Project

General

Profile

Bug #15711

Remove use of _id2ref from DRb

Added by headius (Charles Nutter) about 1 month ago. Updated 26 days ago.

Status:
Assigned
Priority:
Normal
Target version:
-

Description

This issue relates to https://bugs.ruby-lang.org/issues/15408

DRb uses _idref internally to implement a weak map, and this issue seeks to replace that code with an implementation that does not use _id2ref.

We will be deprecating ObjectSpace._id2ref in the near future since it fails to work like people expect (when implemented as a pointer address) or adds memory and invocation overhead to object_id.

An initial patch for this is provided by JRuby, which implements object_id using a monotonically-increasing value, and only allows _id2ref use with a command line flag.

https://github.com/ruby/ruby/compare/trunk...jruby:jruby-ruby_2_6_0#diff-e979bf2f831d9826629559b8628809e9

This implementation uses the stdlib weakref to implement a simple weak map, and it would be suitable as an implementation for now.

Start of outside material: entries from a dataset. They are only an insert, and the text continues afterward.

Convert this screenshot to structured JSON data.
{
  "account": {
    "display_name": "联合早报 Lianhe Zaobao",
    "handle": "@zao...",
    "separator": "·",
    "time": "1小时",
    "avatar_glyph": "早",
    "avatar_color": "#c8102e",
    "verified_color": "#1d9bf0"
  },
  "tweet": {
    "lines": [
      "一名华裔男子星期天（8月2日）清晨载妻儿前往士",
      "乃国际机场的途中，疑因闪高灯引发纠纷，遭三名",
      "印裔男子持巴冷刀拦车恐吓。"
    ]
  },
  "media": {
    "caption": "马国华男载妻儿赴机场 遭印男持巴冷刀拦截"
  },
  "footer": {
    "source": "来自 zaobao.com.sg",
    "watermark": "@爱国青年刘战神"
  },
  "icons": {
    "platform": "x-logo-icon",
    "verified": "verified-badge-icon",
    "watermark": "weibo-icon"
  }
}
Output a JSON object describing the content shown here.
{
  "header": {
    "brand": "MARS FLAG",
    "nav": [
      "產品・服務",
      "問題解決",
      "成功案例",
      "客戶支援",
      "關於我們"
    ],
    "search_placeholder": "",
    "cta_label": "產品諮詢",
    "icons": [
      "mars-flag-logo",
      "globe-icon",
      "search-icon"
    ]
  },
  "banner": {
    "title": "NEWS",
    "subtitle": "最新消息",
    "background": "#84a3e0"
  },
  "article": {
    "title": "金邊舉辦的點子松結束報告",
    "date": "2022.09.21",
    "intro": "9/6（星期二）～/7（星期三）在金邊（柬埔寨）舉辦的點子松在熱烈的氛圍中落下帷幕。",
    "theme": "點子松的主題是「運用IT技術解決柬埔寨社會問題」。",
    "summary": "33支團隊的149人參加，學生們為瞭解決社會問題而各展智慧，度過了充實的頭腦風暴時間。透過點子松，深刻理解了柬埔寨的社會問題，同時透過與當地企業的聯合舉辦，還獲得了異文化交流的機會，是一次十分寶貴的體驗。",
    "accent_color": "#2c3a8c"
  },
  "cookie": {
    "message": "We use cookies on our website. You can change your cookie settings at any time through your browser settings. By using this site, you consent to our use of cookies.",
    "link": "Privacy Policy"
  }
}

However there's some inefficiency here because it has to periodically "clean" the hash of vacated references by scanning all entries.

There are two more efficient implementations that require additional work:

Alternate 1: Use ObjectSpace::WeakMap, which is an opaque VM-supported implementation of a weak Hash. Unfortunately I don't think WeakMap has ever been blessed as a public API, and since we're rapidly moving standard libraries to gems, it would not be appropriate to use an internal API. So, we can either make WeakMap an official part of the public standard API, or do alternate 2.

Alternate 2: Add weak reference queues to the weakref API, so users can implement their own efficient weak maps. Some of this has been discussed (at great length) in https://bugs.ruby-lang.org/issues/4168, and the JRuby team has supported the weaklink gem for many years (which provides a WeakRef+RefQueue implementation for JRuby).

The original patch works well for small numbers of remoted objects.

History

#1

Updated by headius (Charles Nutter) about 1 month ago

We almost had agreement on adding a reference queue here: https://bugs.ruby-lang.org/issues/6309

#2

Updated by headius (Charles Nutter) about 1 month ago

I added a mutex and pushed the base implementation as a PR here: https://github.com/ruby/ruby/pull/2102

I can try to work up patches for the other two implementations, but they'll need some additional work within MRI to support.

#3

Updated by headius (Charles Nutter) about 1 month ago

Ok, unfortunately I'm not sure that WeakMap will work for this purpose. It works based on identity (which would not work in implementations where Fixnum-ranged Integers are not guaranteed to be the same object every time), attempts to attach a finalizer to its keys (which will not work for Integer-based keys anyway), and it can't work with frozen keys (so we can't use a symbol key).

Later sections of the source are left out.